The good news, Digi-Capital reports, is that 2014 saw a record $24 billion in exits for game companies, from IPOs to acquisitions, across the globe. The bad news, as Digi-Capital’s managing director Tim Merel cautions, is that growth in the games business overall is only forecast to show single-digit growth for the next few years, and that will make it tougher for companies in the middle.

Tim Merel

According to a new report from Digi-Capital, $15 billion of that record total for 2014 came through acquisitions, with $8.1 billion from five major deals. The remaining $9 billion was through IPOs, largely from Asian companies. “Asia accounted for over half the games IPOs in 2014, and has dominated games IPOs for the last 5 years,” said Merel. Asia is the number one market for games by revenue. Digi-Capital predicts it will reach US$45 billion in revenue by 2018, out of a total US$100 billion worldwide, with China, Japan, and South Korea leading that growth.

Mobile — which drove more than half of that $24 billion value — is the only sector of the industry showing “strong double-digit growth,” and Virtual Reality is the only other sector that has potential to breakout. As such, Digi-Capital forecasts a compound annual growth rate (CAGR) for games software and hardware of 8.8 per cent between 2014 and 2018.

“That sounds healthy,” Merel noted. “But it’s single digit growth and that changes things. A lot. In markets with single digit growth, a rising tide no longer lifts all boats. Competition becomes about the difference between the great and the good.

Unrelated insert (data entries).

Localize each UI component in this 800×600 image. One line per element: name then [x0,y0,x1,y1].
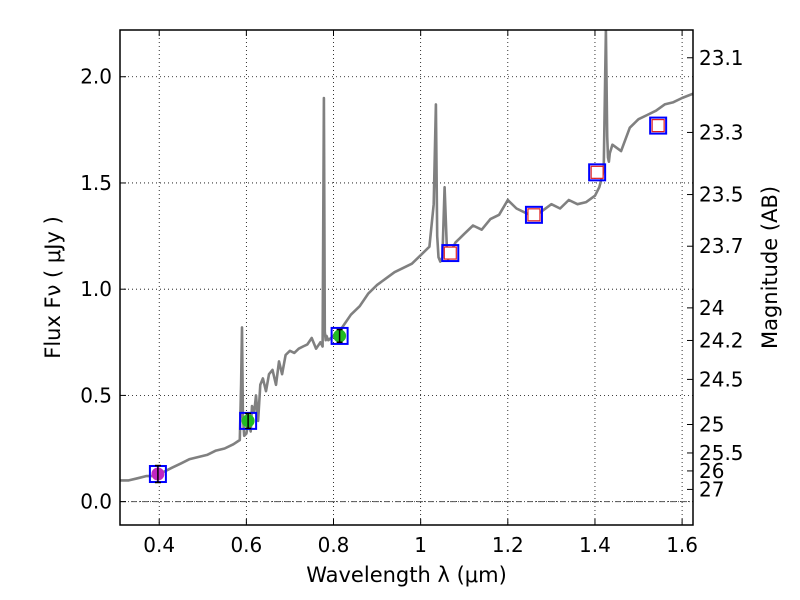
y-axis-title: Flux Fν ( μJy ) [41,216,65,359]
y-tick-label-3: 1.5 [80,171,112,195]
y-tick-label-1: 0.5 [80,383,112,407]
photometry-point-1 [239,411,258,430]
photometry-point-5 [588,163,607,182]
x-tick-label-1: 0.6 [230,533,262,557]
y-tick-label-2: 1.0 [80,277,112,301]
mag-tick-label-1: 23.3 [699,120,744,144]
mag-tick-label-4: 24 [699,296,724,320]
grid [120,30,693,525]
x-tick-label-0: 0.4 [143,533,175,557]
photometry-point-4 [524,205,543,224]
mag-tick-label-3: 23.7 [699,234,744,258]
spectrum-line [120,30,693,482]
photometry-points [148,116,668,484]
spectrum-series [120,30,693,482]
photometry-point-3 [441,244,460,263]
mag-tick-label-5: 24.2 [699,328,744,352]
mag-tick-label-10: 27 [699,477,724,501]
x-tick-label-3: 1 [414,533,427,557]
photometry-point-2 [330,326,349,345]
y-tick-label-4: 2.0 [80,65,112,89]
x-axis-ticks: 0.4 0.6 0.8 1 1.2 1.4 1.6 [143,30,698,557]
x-axis-title: Wavelength λ (μm) [306,563,507,587]
mag-tick-label-8: 25.5 [699,441,744,465]
plot-frame [119,29,694,526]
photometry-point-0 [148,464,167,484]
y-axis-ticks: 0.0 0.5 1.0 1.5 2.0 [80,65,126,514]
x-tick-label-4: 1.2 [492,533,524,557]
photometry-point-6 [649,116,668,135]
y-tick-label-0: 0.0 [80,490,112,514]
mag-tick-label-7: 25 [699,412,724,436]
x-tick-label-2: 0.8 [318,533,350,557]
x-tick-label-6: 1.6 [666,533,698,557]
x-tick-label-5: 1.4 [579,533,611,557]
magnitude-axis-title: Magnitude (AB) [758,186,782,349]
mag-tick-label-0: 23.1 [699,46,744,70]
mag-tick-label-6: 24.5 [699,367,744,391]
mag-tick-label-9: 26 [699,459,724,483]
mag-tick-label-2: 23.5 [699,183,744,207]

“In this phase of the market, corporates with hit IPs, user scale and cashflow can invest in the high costs of marketing and infrastructure to compete in a stable growth market, although this reduces everybody’s margins. Indies don’t have hit IPs yet or the scale advantages, but they don’t have the costs either. Both can produce hit games, even if they are few and far between. Mid-tier games companies have no hit IPs yet, no scale advantages, but infrastructure and marketing costs. They can produce hit IPs too, but their cost bases increase their risk.”

In other words, mid-sized companies need to grow to a larger size in some fashion in order to avoid stagnation or a downturn. The trick is that companies need to find some advantage that they have and organize around that to best effect. So it may be a large existing audience, or access to a hit IP, or a particularly creative design team, or a great understanding of a particular market segment.

The one thing that any company can’t afford to do in this growing, evolving game industry is to be complacent. Repeating the successes of yesteryear in the same fashion today, and next year, and the year after, is not a recipe for growth. That’s true in every aspect of the business, from design to distribution to marketing.